Le statut du "citoyen sauveteur" est important, le matériel que l’État met au service des citoyens est essentiel, et notamment son maintien en bon état. Mais, presque plus important encore reste la sensibilisation de l’ensemble des citoyens aux gestes qui sauvent. Une fois sur place, afin de porter secours, il faut être capable d’effectuer les bons gestes. Mais là encore, le téléphone portable est quelque chose d’extraordinaire ; il ne faut surtout pas stresser dans l’angoisse de ne pas faire les bons gestes car votre téléphone portable vous guide dans les gestes à accomplir et vous n’avez qu’à faire ce que dit le moniteur qui est en lien avec vous.


Sur ce sujet, la Commission des lois a justement souligné que la réintroduction de certains articles avait pour conséquence de faire doublon avec certaines dispositions déjà satisfaites ou dont le caractère pouvait être réglementaire.

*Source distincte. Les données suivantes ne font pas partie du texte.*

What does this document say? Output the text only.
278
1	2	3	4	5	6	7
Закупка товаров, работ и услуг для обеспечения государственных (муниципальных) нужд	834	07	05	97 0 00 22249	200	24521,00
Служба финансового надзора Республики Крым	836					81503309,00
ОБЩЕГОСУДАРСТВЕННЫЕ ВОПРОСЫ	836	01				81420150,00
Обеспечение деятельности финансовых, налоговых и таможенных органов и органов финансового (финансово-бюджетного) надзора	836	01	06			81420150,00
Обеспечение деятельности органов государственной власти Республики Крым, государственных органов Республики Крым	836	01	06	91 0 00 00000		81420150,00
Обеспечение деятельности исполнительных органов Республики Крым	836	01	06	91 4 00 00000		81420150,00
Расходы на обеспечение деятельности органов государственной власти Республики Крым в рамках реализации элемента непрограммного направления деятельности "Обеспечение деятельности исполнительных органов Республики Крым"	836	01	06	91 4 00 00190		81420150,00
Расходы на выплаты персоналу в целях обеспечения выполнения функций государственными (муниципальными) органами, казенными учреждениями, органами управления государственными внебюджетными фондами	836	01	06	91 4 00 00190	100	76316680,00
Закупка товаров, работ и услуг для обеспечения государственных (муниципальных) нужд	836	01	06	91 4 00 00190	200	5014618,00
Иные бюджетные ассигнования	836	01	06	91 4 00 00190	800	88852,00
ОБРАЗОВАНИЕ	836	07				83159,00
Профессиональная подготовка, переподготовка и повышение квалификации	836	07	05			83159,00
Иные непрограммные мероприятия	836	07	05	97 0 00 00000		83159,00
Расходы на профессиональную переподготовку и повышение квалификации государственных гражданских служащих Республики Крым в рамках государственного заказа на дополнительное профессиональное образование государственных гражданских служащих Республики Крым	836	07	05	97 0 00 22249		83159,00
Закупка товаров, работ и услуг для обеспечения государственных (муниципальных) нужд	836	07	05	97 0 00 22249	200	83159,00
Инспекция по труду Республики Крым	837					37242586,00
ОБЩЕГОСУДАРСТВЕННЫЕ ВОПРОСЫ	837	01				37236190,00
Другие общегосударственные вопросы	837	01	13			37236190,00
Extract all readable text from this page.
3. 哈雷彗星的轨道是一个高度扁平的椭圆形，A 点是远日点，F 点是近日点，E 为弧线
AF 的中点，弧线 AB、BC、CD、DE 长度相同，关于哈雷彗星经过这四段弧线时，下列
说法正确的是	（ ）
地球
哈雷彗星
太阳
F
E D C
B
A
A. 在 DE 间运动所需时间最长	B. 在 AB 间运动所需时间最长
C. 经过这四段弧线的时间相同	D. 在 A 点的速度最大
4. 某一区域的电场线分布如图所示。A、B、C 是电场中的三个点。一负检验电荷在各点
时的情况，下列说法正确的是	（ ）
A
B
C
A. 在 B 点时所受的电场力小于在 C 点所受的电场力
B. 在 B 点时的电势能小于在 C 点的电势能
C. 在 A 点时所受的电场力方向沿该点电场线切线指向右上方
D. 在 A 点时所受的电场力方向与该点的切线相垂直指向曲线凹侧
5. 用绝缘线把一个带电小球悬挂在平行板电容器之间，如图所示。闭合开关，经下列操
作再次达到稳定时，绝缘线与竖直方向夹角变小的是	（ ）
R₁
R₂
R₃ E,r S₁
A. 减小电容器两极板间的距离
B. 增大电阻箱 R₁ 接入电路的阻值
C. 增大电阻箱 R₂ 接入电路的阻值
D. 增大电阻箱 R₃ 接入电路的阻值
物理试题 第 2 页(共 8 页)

Les apports du Sénat aux articles 5 et 7, relatifs à l’obligation de formation au secourisme, sont intéressants : le premier concerne spécifiquement les juges et arbitres de fédérations sportives, et, le second, la formation par certains acteurs de santé.


Chaque Français doit avoir conscience qu’il est un acteur potentiel de la solidarité nationale. Encourager chacun à s’inscrire dans cette démarche participe d’une vision citoyenne de la Solidarité avec un grand S. C’est pourquoi le groupe Les Indépendants votera sans hésiter ce texte.